As I sit here this morning working from home because I have a sick 23-month-old that cannot attend daycare, I find myself reflecting a lot about this experience that is being a working mom. It is most definitely nothing like what I could have possibly imagined two years ago when my husband and I were patiently awaiting the arrival of our first child. But as the cliché goes, right on his due date he made his appearance (he gets his punctuality from his father) and everything changed.
I knew being a working mom would be hard, but I also imagined having it mostly together – continue my career, breastfeed exclusively until my child turned one, take him to activities like My Gym, baby music classes and Mommy & Me swim to get him engaged early, read him a different story every day, make healthy meals and exercise, and have everything together for the next day before going to bed each night. Arrogant, I know, but hadn’t my mom and my grandmothers done it? Hadn’t they taken care of all the childcare stuff while still working because that is what we are supposed to do? And everywhere I looked it seemed there were working moms who had it all together. I wanted to handle it the way I thought they were handling this working mom thing. If you are a working mom or just a woman in general, you probably know what I am talking about. Women tend to imagine the women around them are doing everything right, while we are barely keeping it together. We tend to romanticize the women in our lives that we have looked up to and idealized.
When I think about it now, I usually find myself smiling, sometimes even laughing at these crazy ideas I had. And sometimes, I am still hard on myself and think that if I tried a little harder I could have it more together the way I thought I would. My days mostly fall somewhere on the scale of organized chaos to outright chaos. I have learned that most of the things I thought would be easy are actually really hard. I have learned that many of the women that seemed to have it all together are going through the same experience as me. So too I have come to realize that we almost never do it alone. Despite what I remembered, my mom and my grandmothers did not do it alone (it was, after all, my father who drove me to the skating rink at 6:00 in the morning and built pinewood derby cars with my brothers). I can still very vividly recall a female Judge telling me not long after I had my son, to make sure I let my husband help – you will succeed, he will succeed, and your children will succeed if you work together. Her point – parenting is a team sport. This is true no matter the status of your relationship. Parenting is a team sport whether you are married, divorced, living together or separated.
Before I had a child, I often would advise my clients on the importance of co-parenting.
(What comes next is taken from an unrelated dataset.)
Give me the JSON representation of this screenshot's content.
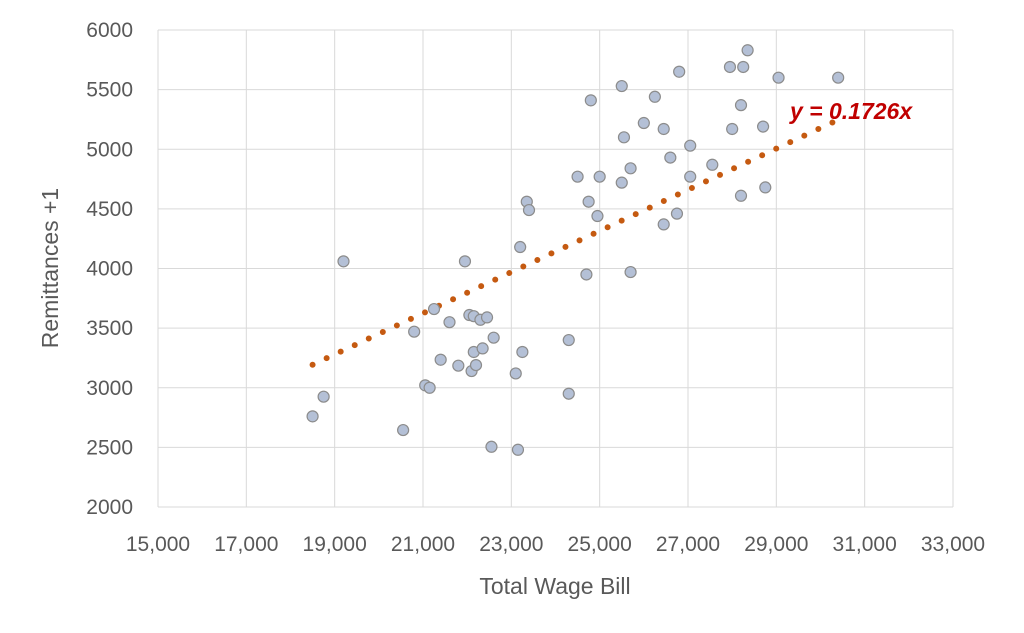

I would tell them their children were going to experience a lot of changes and the best thing they could do for them is make sure they know that their parents are still their parents and that this will not change. I would remind them that they and their spouse or significant other have been doing this parenting thing together up till now – pickups and drop-offs from activities, especially when there are multiple activities that overlap, doctor’s and dentist appointments, sc
hool projects – and the divorce or separation will only be made harder if they decide they are no longer going to work together on these things. While I knew what I was telling them was true, I had no idea how true it actually was until I experienced parenting first hand and realized that sharing the responsibilities would in fact give my child his best chance at succeeding and having the things I wanted for him.
Co-parenting can be difficult for sure. The notion of breaking up with someone you once had a relationship with yet remaining connected and working together as a unit is almost certainly contrary to some of our most basic instincts. And there are unquestionably instances where it is not a possibility. Generally, though, most parents agree that their children are the most important thing to them – the one thing they are most grateful for. With that in mind, the best gift you can give your children during a separation, the best chance you can give them for a healthy and happy adjustment, is to put their needs first and continue to co-parent. There will undoubtedly be changes and kinks that will need to be worked out along the way. In the long run, however, co-parenting is almost always better for the health and stability of the children and the parents too.